Terahertz channel power and BER performance in rain

TL;DR

This study investigates how rainfall affects terahertz communication channels, focusing on power attenuation and BER performance through measurements and models, highlighting the importance of adaptive strategies for reliable 6G networks.

Contribution

It provides the first comprehensive measurement and theoretical analysis of rain effects on THz channels at 220-230 GHz, combining experimental data with analytical models.

Findings

Rain causes significant power attenuation but minimal multipath scattering.

QAM modulation outperforms other schemes in rainy conditions.
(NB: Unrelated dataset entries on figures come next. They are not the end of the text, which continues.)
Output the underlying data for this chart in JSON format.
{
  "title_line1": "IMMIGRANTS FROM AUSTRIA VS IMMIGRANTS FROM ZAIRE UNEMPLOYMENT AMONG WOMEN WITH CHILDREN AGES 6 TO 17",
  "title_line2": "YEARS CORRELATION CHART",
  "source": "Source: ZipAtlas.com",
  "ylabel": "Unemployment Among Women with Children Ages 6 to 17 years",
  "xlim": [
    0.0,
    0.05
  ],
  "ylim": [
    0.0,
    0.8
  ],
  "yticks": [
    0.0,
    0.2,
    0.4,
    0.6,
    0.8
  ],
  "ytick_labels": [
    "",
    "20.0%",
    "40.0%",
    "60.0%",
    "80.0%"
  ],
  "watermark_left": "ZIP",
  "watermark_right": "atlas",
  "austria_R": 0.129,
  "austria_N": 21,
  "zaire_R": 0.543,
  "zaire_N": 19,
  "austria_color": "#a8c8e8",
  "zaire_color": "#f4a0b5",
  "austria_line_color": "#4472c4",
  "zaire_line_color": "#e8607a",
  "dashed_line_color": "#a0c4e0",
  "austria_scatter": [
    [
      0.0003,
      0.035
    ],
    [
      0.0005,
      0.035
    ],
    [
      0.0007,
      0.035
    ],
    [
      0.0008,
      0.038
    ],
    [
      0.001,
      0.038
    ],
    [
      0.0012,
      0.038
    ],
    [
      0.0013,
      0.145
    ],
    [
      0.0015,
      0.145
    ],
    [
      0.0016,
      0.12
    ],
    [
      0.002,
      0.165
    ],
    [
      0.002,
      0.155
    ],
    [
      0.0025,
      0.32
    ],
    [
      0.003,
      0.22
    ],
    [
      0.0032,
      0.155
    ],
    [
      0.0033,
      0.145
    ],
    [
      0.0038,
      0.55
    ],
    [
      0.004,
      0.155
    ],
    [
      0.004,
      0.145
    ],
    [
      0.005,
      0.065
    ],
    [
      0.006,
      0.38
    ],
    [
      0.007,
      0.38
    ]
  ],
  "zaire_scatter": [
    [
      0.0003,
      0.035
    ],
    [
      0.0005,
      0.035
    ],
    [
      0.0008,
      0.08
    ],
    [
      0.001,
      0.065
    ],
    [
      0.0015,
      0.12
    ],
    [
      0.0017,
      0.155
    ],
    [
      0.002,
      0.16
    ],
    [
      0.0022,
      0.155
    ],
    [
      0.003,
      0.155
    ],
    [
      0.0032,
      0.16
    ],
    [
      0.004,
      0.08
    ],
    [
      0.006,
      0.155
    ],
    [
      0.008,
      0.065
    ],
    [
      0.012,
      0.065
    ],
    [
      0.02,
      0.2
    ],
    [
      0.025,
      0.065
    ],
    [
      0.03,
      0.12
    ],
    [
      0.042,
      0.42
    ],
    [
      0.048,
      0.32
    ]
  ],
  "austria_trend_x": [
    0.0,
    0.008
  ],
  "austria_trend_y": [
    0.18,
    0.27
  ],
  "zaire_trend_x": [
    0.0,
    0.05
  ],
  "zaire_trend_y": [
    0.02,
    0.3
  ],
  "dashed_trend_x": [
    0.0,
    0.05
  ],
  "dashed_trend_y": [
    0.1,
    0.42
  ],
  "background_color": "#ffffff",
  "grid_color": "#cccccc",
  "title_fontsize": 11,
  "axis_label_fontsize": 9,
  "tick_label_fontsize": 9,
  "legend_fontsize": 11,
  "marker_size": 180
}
Power loss varies with rain rate and droplet size distribution.

Abstract

Terahertz (THz) communications have emerged as a promising technology for 6G networks due to their potential for achieving terabit-per-second data rates. However, the impact of rainfall on THz channel characteristics remains incompletely understood, particularly regarding power attenuation mechanisms and bit error rate (BER) performance. This article presents a systematic measurement-based and theoretical investigation of line-of-sight (LoS) THz channel behavior under rainfall conditions, methodically examining both power attenuation mechanisms and bit error rate (BER) performance. Our experimental campaign, conducted at frequencies of 220-230 GHz over a 54-meter outdoor channel, is complemented by analytical frameworks incorporating ITU-R and Mie scattering models. The study reveals that while rain induces significant power attenuation, multipath scattering effects remain minimal, with Rician K-factors maintaining high values. Notably, we observe substantial variations in power loss under constant rain rates, attributed to dynamic changes in raindrop size distribution. Comparative analysis demonstrates superior BER performance of Quadrature Amplitude Modulation (QAM) in rainfall conditions, while revealing increased environmental sensitivity at higher frequencies. These findings underscore the necessity for adaptive modulation schemes and strategic frequency planning in future THz communication systems.